Grâce à sa mobilisation, et celle de ses partenaires, l’Etampes rugby club et l’Athlétic club d’Etréchy, ce sont des milliers de cadeaux qui ont ainsi pu être distribués aux enfants des familles soutenues par le Secours Populaire d’Etampes. Une distribution à laquelle il vient toujours participer pour voir le sourire des enfants.

Un parcours exceptionnel, mais dont Alain Baudrey n’aime pas se vanter. « La vie est devenue belle », résume-t-il en toute simplicité. Ne s’attardant pas sur son passé, il estime que ces épreuves difficiles, il a su les surmonter, « car je suis un vrai bosseur». «J’ai eu de la chance, j’aurai pu avoir des parents absents, qui boivent ou se frappent», pense-t-il.

Mais, sa grande chance, cela a été les rencontres, des gens qui lui ont fait confiance et à qui il a fait confiance. «Il faut savoir donner sa confiance, c’est ça que souvent les gens n’osent pas faire ». Ces rencontres, les bons choix entre «un chemin noir et un chemin blanc », ont mené Alain jusqu’à aujourd’hui. «Grâce à tout ça, j’apprécie en centuple ce que j’ai aujourd’hui», mais il reste humble, «je ne me sens pas meilleur qu’un autre, mais je me sens privilégié ».

Alain a aujourd’hui 2 fils et une fille.
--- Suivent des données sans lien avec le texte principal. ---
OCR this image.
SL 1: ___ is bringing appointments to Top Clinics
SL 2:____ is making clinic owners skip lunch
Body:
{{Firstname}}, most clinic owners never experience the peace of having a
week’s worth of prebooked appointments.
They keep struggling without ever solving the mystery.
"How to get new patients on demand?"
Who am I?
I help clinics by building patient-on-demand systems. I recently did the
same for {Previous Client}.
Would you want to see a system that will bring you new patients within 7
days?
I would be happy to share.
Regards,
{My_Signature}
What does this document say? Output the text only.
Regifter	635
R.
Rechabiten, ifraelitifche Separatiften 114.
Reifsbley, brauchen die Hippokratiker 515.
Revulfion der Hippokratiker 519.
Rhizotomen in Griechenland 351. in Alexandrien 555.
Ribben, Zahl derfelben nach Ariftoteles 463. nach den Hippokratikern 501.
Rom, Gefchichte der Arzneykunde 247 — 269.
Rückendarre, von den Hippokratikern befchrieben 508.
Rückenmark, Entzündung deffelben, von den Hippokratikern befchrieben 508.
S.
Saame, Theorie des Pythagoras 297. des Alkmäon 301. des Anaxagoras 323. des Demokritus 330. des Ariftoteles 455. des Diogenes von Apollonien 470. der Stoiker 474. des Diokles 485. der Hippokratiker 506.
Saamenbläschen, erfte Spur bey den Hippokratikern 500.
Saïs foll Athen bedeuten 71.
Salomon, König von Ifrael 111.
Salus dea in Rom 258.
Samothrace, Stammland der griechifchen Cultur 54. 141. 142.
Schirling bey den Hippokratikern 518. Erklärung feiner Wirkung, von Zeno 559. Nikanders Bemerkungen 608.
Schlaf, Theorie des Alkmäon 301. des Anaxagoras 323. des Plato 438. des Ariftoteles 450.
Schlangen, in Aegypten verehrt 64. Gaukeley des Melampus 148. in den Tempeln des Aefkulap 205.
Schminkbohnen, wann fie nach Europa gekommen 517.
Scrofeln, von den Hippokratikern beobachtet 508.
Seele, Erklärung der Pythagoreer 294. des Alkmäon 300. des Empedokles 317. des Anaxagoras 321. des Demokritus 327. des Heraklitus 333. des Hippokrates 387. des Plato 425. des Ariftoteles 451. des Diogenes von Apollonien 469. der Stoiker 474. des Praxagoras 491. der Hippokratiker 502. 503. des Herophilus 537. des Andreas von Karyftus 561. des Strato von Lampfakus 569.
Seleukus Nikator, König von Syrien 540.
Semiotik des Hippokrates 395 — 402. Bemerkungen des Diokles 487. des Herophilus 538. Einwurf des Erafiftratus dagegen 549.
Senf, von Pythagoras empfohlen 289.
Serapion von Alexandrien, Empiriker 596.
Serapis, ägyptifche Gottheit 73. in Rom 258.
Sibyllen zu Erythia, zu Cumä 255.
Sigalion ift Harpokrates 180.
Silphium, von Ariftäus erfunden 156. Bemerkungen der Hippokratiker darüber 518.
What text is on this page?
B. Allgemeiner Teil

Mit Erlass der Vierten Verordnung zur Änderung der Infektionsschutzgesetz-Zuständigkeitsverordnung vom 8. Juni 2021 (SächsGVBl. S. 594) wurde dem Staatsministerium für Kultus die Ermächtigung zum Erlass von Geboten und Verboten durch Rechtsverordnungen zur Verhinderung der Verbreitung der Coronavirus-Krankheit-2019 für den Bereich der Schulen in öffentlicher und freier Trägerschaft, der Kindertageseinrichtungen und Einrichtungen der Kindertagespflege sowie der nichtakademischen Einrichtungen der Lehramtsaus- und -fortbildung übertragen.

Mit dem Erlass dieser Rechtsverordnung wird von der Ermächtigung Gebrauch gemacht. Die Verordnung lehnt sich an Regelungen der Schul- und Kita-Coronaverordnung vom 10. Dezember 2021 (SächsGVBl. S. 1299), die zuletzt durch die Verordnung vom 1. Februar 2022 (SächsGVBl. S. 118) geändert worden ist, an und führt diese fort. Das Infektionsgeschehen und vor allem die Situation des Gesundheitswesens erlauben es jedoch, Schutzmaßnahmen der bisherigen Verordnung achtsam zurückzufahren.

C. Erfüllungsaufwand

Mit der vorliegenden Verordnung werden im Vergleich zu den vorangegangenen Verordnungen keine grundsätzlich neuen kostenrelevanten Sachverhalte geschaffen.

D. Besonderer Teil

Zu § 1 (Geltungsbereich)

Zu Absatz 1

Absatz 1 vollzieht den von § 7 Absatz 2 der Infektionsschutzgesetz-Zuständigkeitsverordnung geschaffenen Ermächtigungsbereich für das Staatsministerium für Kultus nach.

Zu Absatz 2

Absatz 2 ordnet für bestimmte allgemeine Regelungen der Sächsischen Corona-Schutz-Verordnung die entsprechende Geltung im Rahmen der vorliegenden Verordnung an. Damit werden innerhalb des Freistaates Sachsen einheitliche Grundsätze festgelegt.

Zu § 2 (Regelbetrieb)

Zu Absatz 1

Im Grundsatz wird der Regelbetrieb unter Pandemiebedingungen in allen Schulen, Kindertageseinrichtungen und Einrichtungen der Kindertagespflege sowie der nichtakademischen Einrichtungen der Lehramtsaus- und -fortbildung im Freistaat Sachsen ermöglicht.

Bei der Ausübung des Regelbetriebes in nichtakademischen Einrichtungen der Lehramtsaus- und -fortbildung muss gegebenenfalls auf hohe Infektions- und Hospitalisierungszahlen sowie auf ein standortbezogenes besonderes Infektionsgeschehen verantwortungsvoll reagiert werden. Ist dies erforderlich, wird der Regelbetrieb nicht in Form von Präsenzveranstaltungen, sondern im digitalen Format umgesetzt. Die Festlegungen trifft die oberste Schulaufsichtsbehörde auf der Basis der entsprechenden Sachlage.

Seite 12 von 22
Il est évidemment leur modèle, et vu son parcours la figure paternelle est impressionnante. «Ma fille m’a dit un jour, avec toi, la barre est tellement haute », témoigne Alain. Mais, le parcours d’Alain Baudrey, jusqu’à aujourd’hui, nous démontre surtout que la barre n’est jamais trop haute. Elle est franchissable si on s’en donne les moyens et si on croit en ses rêves. Pour paraphraser Mark Twain, il ne savait pas que c’était impossible, alors il l’a fait. Une leçon de vie que l’on devrait tous retenir.

Alain Baudrey n’a jamais oublié son parcours, et chaque année il organise une collecte de jouets au profit des enfants du Secours Populaire d’Etampes (© Le Républicain de l’Essonne).